Antagonistic modules, SIB1 and LSD1, regulate photosynthesis-associated nuclear genes via GOLDEN2-LIKE transcription factors in Arabidopsis

Abstract

ABSTRACTGOLDEN2-LIKE (GLK) transcription factors drive the expression of photosynthesis-associated nuclear genes (PhANGs), indispensable for chloroplast biogenesis. We previously demonstrated that the salicylic acid (SA)-induced SIGMA FACTOR-BINDING PROTEIN 1 (SIB1), a transcription coregulator and positive regulator of cell death, interacts with GLK1 and GLK2 to reinforce their activities.
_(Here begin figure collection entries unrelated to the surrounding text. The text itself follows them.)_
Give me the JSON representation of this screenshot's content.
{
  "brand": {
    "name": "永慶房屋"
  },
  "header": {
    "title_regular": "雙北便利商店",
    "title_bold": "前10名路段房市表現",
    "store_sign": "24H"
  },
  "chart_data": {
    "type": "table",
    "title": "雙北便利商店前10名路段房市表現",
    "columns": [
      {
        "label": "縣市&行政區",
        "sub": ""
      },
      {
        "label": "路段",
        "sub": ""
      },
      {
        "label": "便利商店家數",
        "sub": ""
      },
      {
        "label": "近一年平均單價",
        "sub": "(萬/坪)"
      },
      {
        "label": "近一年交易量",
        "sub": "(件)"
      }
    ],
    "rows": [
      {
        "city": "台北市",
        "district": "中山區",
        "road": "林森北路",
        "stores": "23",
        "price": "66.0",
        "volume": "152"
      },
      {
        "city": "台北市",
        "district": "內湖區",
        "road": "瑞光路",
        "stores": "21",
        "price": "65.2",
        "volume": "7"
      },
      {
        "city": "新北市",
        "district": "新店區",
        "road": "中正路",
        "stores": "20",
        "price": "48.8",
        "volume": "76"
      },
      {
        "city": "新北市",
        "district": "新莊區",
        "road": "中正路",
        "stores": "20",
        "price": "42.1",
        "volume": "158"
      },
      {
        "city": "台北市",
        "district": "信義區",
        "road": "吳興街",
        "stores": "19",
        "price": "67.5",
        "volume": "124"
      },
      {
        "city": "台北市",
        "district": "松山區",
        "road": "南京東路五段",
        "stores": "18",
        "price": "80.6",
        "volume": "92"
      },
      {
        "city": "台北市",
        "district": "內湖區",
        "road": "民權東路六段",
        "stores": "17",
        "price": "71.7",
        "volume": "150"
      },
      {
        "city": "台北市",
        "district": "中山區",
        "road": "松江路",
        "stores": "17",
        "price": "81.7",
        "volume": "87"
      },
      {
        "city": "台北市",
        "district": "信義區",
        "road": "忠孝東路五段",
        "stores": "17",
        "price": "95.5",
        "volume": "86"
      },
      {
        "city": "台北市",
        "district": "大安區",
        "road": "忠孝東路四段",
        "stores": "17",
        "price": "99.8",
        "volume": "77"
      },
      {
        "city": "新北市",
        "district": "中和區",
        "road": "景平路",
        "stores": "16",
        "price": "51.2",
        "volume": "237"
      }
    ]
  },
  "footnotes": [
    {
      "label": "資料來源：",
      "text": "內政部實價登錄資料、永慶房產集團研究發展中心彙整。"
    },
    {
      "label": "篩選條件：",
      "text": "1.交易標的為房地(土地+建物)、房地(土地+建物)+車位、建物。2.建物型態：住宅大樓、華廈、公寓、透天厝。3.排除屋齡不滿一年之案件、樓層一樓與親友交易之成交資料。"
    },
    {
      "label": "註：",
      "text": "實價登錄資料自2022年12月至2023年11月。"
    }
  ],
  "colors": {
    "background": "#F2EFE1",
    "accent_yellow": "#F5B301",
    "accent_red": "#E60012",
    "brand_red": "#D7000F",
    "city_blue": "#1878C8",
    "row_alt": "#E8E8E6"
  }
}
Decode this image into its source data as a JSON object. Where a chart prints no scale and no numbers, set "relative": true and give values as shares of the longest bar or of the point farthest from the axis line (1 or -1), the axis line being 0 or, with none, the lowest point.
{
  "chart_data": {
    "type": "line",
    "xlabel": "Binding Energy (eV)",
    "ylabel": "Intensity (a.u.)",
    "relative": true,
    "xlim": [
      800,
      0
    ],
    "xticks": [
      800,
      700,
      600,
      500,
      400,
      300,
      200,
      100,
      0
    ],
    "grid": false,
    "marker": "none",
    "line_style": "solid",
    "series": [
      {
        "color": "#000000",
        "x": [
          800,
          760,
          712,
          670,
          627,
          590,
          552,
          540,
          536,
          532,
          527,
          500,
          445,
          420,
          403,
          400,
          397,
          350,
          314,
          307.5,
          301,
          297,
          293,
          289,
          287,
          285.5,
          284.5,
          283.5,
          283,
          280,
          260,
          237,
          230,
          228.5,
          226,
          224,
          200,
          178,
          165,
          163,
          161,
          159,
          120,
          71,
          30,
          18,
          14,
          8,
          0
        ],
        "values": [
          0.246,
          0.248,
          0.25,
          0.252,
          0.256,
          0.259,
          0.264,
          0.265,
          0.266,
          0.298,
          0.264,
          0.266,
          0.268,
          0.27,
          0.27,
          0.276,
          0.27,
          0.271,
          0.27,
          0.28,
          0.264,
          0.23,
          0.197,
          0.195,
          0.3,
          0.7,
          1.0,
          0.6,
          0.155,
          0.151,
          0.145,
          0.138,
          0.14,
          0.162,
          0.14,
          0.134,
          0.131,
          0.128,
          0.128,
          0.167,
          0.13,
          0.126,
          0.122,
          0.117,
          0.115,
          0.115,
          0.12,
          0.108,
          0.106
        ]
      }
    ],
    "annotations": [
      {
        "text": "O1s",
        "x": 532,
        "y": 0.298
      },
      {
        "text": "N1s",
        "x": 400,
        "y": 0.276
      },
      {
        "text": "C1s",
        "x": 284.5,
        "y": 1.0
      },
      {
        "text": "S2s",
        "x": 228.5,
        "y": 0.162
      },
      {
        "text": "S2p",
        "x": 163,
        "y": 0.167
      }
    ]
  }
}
The SIB1-GLK interaction raises the level of light-harvesting antenna proteins in photosystem II, aggravating photoinhibition and singlet oxygen (1O2) burst. 1O2 then contributes to SA-induced cell death via EXECUTER 1 (EX1, 1O2 sensor protein)-mediated retrograde signaling upon reaching a critical level. We now reveal that LESION-SIMULATING DISEASE 1 (LSD1), a transcription coregulator and negative regulator of SA-primed cell death, interacts with GLK1/2 to repress their activities. Consistently, the overexpression of LSD1 represses GLK target genes including PhANGs, whereas the loss of LSD1 increases their expression. Remarkably, LSD1 overexpression inhibits chloroplast biogenesis, resembling the characteristic glk1glk2 double mutant phenotype. The subsequent chromatin immunoprecipitation analysis coupled with quantitative PCR further reveals that LSD1 inhibits the DNA-binding activity of GLK1 towards its target promoters. The SA-induced nuclear-targeted SIB1 appears to counteractively interact with GLK1/2, leading to the activation of EX1-mediated 1O2 signaling. Taken together, we provide a working model that SIB1 and LSD1, mutually exclusive SA-signaling components, antagonistically regulate GLK1/2 to fine-tune the expression of PhANGs, thereby modulating 1O2 homeostasis and related stress responses.